From what we can tell, this District has nine foreign-bank criminal cases sentenced.  Details are at Exhibit A.
Guidelines Range
Olenicoff, Igor
0-6 months
2 years probation
Sperling, Zvi
12-18 months
2 years probation
McCarthy, John
24-30 months
2 years probation
Kashfi, Guity
12-18 months
3 months incarceration
Iazlovsky, Alexei
30-37 months
time-served (estimated one month)
Francis, Michael C.
6-12 months
3 years probation; 6 months home detention
Cohen, Aaron
12-18 months
3 months incarceration
Ramifard, David
18-24 months
2 months incarceration
Hakimijoo, Monagem
12-18 months
6 months incarceration

This Judicial District follows the national trend to sentence well below Guidelines sentences in foreign bank criminal tax cases. Sentences of incarceration in secret foreign bank cases are rare, based on the harsh FBAR penalty imposed and courts continuing the trend of non-custodial sentences imposed by their predecessor courts. This case should be treated the same as others in this district and throughout the United States. The below Guidelines Sentence in our case is appropriate, even without the 5K1.1 adjustments.

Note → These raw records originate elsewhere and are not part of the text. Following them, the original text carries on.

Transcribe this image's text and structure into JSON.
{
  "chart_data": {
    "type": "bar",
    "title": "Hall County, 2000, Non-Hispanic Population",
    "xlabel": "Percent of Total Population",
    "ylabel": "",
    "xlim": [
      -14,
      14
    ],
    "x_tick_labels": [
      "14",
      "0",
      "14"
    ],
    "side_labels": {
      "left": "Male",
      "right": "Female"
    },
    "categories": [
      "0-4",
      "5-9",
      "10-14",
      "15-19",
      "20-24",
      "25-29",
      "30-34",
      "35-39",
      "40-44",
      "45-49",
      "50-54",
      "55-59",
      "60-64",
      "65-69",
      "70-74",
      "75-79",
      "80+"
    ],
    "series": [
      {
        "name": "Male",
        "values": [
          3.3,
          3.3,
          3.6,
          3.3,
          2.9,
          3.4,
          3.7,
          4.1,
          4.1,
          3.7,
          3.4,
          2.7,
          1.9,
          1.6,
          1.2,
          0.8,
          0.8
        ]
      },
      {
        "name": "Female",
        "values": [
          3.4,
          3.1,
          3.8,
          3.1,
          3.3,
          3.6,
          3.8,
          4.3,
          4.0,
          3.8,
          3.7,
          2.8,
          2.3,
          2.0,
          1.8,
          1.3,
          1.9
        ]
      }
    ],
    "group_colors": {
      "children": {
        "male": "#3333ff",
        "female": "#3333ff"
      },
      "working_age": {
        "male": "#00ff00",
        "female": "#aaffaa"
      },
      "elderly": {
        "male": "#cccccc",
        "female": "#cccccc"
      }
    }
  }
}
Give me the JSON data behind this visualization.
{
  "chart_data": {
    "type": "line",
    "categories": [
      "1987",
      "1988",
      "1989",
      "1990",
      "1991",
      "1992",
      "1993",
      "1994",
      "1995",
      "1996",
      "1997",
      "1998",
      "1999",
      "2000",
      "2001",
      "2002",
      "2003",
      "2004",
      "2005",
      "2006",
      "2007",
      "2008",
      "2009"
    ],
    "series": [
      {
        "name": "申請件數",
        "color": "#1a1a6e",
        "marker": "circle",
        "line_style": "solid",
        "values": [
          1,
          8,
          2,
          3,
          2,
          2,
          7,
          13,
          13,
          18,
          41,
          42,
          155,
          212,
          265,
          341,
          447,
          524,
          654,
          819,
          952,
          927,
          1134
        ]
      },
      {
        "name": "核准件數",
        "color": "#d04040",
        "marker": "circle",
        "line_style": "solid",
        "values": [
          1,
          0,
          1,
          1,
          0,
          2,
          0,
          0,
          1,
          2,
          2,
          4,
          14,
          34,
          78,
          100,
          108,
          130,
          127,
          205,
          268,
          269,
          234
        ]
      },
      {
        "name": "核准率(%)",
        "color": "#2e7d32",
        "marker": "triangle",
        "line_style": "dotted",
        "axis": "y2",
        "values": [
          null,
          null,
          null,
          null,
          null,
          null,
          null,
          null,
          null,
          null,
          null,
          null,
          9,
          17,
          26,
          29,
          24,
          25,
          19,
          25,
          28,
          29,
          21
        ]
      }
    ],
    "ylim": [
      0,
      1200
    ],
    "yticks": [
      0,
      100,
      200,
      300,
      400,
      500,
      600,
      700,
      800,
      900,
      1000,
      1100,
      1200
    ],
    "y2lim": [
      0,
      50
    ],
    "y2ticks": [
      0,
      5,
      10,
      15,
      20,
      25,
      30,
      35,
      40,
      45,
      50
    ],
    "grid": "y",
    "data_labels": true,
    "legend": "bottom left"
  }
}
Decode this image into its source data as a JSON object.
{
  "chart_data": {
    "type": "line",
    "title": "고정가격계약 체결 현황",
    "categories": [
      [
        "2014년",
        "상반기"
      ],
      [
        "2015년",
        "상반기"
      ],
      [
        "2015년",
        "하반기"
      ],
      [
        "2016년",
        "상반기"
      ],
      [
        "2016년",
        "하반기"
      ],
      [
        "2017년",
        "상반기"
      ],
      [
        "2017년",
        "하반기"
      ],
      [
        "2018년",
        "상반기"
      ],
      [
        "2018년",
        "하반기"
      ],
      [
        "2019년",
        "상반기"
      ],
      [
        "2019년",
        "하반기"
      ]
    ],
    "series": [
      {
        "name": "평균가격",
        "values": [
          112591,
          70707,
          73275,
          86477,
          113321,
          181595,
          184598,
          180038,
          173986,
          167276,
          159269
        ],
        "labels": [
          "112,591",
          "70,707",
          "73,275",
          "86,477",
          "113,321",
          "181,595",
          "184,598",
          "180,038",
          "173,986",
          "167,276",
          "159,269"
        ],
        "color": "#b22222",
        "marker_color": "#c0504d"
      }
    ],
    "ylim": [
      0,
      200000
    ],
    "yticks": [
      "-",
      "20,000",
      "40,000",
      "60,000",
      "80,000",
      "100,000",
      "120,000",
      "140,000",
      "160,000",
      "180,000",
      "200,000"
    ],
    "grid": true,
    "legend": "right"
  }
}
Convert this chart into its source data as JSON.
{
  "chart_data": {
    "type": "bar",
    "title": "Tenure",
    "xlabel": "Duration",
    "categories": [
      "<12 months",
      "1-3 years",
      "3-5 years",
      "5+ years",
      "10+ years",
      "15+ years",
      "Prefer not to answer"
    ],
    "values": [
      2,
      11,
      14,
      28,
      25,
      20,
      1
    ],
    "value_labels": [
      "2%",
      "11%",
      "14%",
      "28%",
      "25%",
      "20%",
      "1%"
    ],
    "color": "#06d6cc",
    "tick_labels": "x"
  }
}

Masud Sarshar now faces sentencing in Federal Court for the improper manner in which he concealed a portion of his income offshore during his years in business. He acknowledges this fact and has expressed his contrition for having broken the laws of his adopted nation. Nonetheless, based on interviews with those that know him best as well as the 36 highly complementary character reference letters received on his behalf, it is clear that his chastened individual has done a tremendous amount of good in the community over the past three decades. As part of his long-term commitment to Chabad, he has sponsored many dozens of charitable events and has made hundreds of deserving high school students, many of whom came from impoverished backgrounds, welcome in his home for holiday celebrations. Rabbi Boruch S. Cunin, the West Coast Director of Chabad, states with respect to Mr. Sarshar, “The long term impact of Mr. Sarshar’s generosity is everlasting and we will never be able to repay him for his kindness and compassion.” 
Mr. Sarshar has lost his business. He has suffered personal and professional humiliation and is in the process of paying very substantial restitution. His remorseful is unquestioned. Furthermore, Mr. Sarshar has a young son who needs his father to be present in his life. Pursuant to the Rule 11(c)(1)(C) binding plea agreement, the parties have stipulated to 24 month term of imprisonment. Based on the totality of the factors present in this case, it is submitted that such a sentence would be “sufficient, but not greater than necessary” to effectuate justice in this matter and satisfy the factors enumerated at 18 U.S.C. §3553(a), and is respectfully requested.
On the spreadsheet (Exhibit A), which is the type of spreadsheet I maintain, there are some columns for information I do not maintain.  That additional information is the docket number, 5K1 departure, the amount of the FBAR penalty (on my spreadsheet it is stated as a percentage of the high amount), a column titled Skim? (which is not meaningful to me), the defendant's attorney, and a notes column.

JAT Note:  When further documents are posted on Pacer, I may at to this.